Lotus not blooming in Kerala

The Kerala Bharatiya Janata Party (BJP) will spring a few surprises in the forthcoming Lok Sabha elections, crowed state party chief V Muralidharan a few days back. But the straws in the wind signify that the badly divided party itself is in for a few unpleasant surprises.
Ironically, it is not the parties ranged against the BJP which are going to do that. It is the groupism-plagued state BJP itself, which will accomplish the task. Indications of the shape of things to come were available at the first state committee meeting of Kerala BJP, held after a long time. In protest against the ‘dictatorial functioning of the  leadership, party vice-president A T Ramesh, general secretary A N Radhakrishnan, state committee members, Damodaran and  M K Sashindran and senior BJP leader and former state party chief P S Sreedharan Pillai boycotted the meeting. Their key allegation is that state committee office-bearers and members were elected unilaterally. What seems to have deepened the division is the refusal to make M S Kumar vice-president of BJP’s state unit.

Though state BJP chief V Muralidharan has denied it, a number of leaders belonging to the anti-Muralidharan group met national vice-president Bangaru Dattatreya, who was in Palakkad to attend the state committee meeting, to complain about the rampant groupism bedeviling  the state unit, it is learnt.

Significantly, a few senior leaders also stayed away from the workshop, held in connection with the Lok Sabha elections. Their absence from the workshop was unprecedented and draws everyone’s attention. The state leadership will be hard put to explain the situation.
Party’s all-India secretary P K Krishnan Das also attracted attention by leaving half way through the proceedings. It is a fact that Krishna Das, a former state BJP president, is also unhappy about the style of functioning of the official leadership of the state party.

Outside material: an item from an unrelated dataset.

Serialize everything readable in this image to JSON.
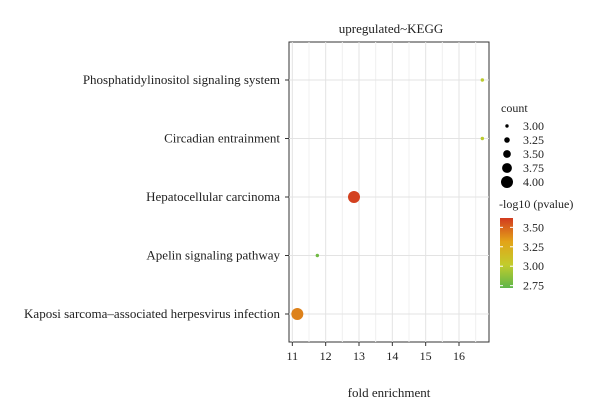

Needless to say, the bickering among senior leaders cannot but have an adverse impact on the party’s preparations and performance in the Lok Sabha elections. The party’s strategy seems to be to concentrate on its ‘stronghold constituencies’ instead of wasting time, energy and resources on all seats. These seats are Kasargode bordering Karnataka, Kozhikode, Thrissur, Thiruvananthapuram and Palakkad. BJP’s election campaign committee chief Narendra Modi is expected to be the star campaigner for the party. Although Modi’s tour programme has not been finalised, he is likely to visit a few of the party’s stronghold seats. Modi may also attend the 60th birthday day celebrations of Matha Amrithanandhamayi in Kollam next month.

BJP sources say the party has a reasonably good chance of creating history by making its parliamentary debut from Kerala in the 2014 Lok Sabha elections. The seats on which the party has pinned its hopes the most are Kasargode, Thiruvananthapuram and Palakkad. Party sources say there are a host of factors which will stand the party in good stead in the general elections. For instance, they claim, the Oommen Chandy Government’s blatant and unbridled ‘minority appeasement policy’ has caused great resentment among the Hindu voters, causing a sharp polarization of voters on the basis of religion and castes.

Spearheading this Hindu polarization campaign are the Nair Service Society (NSS) and the Sree Narayana Dharma Paripalana (SNDP) Yogam. Both the organizations have made it clear that they will vote against the Congress-led UDF Government in the state. BJP sources claim that, more than the LDF, it is their party which will benefit from a Hindu vote consolidation.
In support of their argument, they point out the Neyyattinkara by-election result. In the
by-election, BJP candidate O Rajagopal had polled more than 30,000 votes, registering a six-fold rise in the BJP’s vote. If the Neyyattinkara pattern repeats in the LS polls – and they are sure it will – then that will be bad news not only for the UDF but also for the LDF.

These sources have been playing down the group war within the state unit. Similarly, the Advani-Modi tussle will also have no impact on the election outcome as the ‘wrinkles have been ironed out’, according to them. Advani is held in high esteem by the state BJP activists, but they do not think the BJP stalwart will do anything to harm the party’s prospects in the parliamentary elections.